A company is migrating its on-premises Apache Spark jobs to Dataproc. The jobs read from and write to Cloud Storage. After migration, the jobs are slower than expected. The Dataproc cluster uses standard worker machines with local SSDs. What is the most likely cause of the performance degradation?
Trap 1: The Spark shuffle service is not enabled on the cluster.
Shuffle service affects intermediate data, not final read/write.
Trap 2: The local SSDs are not mounted or are misconfigured.
Dataproc automatically mounts local SSDs; misconfiguration is unlikely.
Trap 3: The Cloud Storage connector is not using the gRPC protocol.

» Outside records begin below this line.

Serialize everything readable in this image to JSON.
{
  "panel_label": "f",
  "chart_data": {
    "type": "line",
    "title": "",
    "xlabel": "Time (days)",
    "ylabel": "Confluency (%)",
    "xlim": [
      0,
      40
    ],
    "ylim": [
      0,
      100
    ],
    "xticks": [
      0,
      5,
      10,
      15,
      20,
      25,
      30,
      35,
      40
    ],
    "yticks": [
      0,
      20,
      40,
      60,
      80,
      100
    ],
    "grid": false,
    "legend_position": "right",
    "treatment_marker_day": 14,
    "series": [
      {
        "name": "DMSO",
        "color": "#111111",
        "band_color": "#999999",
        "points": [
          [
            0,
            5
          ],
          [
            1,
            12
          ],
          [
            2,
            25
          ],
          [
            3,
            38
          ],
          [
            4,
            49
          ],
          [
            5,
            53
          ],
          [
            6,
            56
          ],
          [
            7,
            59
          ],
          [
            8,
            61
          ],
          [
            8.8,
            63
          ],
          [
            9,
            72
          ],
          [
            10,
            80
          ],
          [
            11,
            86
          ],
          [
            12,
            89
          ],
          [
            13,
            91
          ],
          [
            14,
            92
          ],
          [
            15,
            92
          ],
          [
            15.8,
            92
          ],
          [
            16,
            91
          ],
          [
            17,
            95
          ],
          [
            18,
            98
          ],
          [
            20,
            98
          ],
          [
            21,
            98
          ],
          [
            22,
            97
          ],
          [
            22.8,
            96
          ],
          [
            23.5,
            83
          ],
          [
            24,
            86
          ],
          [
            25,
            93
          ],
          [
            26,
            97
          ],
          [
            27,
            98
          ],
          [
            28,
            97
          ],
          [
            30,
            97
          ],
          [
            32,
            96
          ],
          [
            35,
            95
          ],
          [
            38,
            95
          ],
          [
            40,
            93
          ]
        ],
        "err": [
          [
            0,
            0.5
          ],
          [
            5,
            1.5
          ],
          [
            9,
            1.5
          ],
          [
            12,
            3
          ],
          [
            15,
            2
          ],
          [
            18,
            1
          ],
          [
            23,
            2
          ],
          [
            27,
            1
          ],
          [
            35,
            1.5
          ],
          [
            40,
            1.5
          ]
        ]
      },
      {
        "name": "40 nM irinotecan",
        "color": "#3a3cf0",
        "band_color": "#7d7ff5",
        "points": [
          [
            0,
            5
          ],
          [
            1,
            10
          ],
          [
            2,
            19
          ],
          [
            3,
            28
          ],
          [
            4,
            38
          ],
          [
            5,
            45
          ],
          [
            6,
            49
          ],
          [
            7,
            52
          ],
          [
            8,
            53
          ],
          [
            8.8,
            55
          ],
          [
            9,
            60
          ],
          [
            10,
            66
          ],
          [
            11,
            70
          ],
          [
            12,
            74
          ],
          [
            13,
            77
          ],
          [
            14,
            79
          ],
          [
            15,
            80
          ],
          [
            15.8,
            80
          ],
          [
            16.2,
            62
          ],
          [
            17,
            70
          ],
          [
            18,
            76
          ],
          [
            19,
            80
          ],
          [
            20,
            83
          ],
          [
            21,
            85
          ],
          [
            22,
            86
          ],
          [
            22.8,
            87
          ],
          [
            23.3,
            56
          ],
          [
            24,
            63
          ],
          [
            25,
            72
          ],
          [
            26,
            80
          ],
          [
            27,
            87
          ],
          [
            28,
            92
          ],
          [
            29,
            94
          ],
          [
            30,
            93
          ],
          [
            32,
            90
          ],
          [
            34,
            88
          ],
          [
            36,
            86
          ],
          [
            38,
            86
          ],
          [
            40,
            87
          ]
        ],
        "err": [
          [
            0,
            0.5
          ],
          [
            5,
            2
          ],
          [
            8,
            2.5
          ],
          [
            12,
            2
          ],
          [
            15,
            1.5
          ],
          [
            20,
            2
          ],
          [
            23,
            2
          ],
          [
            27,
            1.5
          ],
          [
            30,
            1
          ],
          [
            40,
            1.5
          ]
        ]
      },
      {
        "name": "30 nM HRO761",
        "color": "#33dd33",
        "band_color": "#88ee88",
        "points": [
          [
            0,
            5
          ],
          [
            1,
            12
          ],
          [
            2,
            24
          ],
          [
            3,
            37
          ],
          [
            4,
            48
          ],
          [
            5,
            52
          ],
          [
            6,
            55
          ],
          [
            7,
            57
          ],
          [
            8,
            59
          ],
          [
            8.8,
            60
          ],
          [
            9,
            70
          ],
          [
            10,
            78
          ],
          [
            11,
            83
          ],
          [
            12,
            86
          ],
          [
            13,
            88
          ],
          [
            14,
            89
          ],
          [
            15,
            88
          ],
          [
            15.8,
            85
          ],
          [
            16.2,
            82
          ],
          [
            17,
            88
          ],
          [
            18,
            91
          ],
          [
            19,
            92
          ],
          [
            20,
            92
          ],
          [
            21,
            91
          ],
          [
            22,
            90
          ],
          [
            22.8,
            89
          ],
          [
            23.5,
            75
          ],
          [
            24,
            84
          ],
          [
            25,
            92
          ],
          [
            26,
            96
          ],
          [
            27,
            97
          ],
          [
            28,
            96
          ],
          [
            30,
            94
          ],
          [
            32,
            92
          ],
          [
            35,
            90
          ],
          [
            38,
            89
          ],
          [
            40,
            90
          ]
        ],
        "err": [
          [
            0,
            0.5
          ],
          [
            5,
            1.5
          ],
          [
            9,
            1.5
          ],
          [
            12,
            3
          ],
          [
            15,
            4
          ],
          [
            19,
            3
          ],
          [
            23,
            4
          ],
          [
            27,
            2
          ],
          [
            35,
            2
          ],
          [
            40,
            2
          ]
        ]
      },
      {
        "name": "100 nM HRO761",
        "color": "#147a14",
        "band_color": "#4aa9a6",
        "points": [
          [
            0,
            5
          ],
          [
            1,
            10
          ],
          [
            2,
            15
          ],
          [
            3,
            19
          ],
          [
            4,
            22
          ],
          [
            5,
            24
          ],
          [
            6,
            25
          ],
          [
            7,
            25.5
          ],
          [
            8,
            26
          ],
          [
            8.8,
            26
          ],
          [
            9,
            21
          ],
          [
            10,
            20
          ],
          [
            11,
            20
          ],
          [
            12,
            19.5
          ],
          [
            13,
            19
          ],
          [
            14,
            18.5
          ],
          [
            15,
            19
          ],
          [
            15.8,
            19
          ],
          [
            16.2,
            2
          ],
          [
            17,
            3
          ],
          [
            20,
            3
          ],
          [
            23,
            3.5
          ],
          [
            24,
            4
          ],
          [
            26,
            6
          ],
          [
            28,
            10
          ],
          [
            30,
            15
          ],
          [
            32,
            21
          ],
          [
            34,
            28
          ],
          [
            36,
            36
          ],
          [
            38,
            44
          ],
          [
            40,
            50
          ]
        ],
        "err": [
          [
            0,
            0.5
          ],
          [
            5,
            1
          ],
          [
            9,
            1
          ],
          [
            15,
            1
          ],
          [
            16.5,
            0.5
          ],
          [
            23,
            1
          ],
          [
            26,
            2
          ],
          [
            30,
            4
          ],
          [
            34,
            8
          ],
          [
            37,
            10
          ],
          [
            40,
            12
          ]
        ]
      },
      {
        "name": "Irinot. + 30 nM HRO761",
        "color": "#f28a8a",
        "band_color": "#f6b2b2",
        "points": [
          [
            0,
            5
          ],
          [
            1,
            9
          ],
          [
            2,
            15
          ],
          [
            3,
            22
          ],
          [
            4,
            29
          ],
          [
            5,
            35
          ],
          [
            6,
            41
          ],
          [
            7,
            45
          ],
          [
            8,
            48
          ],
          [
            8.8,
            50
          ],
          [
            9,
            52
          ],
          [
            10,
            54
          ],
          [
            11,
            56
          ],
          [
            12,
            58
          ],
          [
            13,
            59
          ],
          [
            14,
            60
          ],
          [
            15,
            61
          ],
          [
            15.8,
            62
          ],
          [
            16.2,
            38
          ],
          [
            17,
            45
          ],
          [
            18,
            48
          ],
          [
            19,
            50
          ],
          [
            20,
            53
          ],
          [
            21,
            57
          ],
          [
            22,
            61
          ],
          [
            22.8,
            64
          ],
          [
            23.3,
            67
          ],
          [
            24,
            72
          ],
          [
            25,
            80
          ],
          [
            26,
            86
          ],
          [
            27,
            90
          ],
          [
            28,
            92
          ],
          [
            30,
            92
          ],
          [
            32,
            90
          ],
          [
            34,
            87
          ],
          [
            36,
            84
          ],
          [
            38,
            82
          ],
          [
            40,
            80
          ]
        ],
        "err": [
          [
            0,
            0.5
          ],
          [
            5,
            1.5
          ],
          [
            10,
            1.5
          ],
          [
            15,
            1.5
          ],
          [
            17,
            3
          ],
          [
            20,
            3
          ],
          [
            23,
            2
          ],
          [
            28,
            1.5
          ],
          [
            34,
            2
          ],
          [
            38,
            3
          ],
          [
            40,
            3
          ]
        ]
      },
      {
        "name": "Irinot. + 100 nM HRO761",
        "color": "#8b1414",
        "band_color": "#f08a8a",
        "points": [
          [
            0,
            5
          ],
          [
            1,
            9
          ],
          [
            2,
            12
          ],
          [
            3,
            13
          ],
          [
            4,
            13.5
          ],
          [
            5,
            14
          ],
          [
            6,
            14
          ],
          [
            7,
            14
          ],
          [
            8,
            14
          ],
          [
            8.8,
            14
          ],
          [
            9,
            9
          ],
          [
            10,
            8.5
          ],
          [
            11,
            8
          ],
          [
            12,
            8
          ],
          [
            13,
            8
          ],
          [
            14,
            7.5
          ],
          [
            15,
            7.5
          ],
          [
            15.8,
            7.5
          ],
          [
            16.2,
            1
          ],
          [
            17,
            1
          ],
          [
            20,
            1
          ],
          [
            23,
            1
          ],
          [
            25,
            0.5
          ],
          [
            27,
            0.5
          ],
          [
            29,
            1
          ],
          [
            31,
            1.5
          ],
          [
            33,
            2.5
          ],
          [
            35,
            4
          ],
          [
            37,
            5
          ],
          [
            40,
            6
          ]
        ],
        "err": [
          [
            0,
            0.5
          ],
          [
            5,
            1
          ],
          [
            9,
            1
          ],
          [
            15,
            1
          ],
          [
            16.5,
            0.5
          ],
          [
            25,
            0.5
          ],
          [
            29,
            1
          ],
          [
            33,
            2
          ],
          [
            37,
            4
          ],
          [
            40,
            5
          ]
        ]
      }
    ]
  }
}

gRPC improves performance but is not the primary cause of slowdown.
- A
The Spark shuffle service is not enabled on the cluster.
Why wrong: Shuffle service affects intermediate data, not final read/write.
- B
The local SSDs are not mounted or are misconfigured.
Why wrong: Dataproc automatically mounts local SSDs; misconfiguration is unlikely.
- C
The Cloud Storage connector is not using the gRPC protocol.
Why wrong: gRPC improves performance but is not the primary cause of slowdown.
- D
The jobs use the Cloud Storage connector instead of HDFS, causing network latency.
Reading from Cloud Storage over network is slower than local HDFS reads.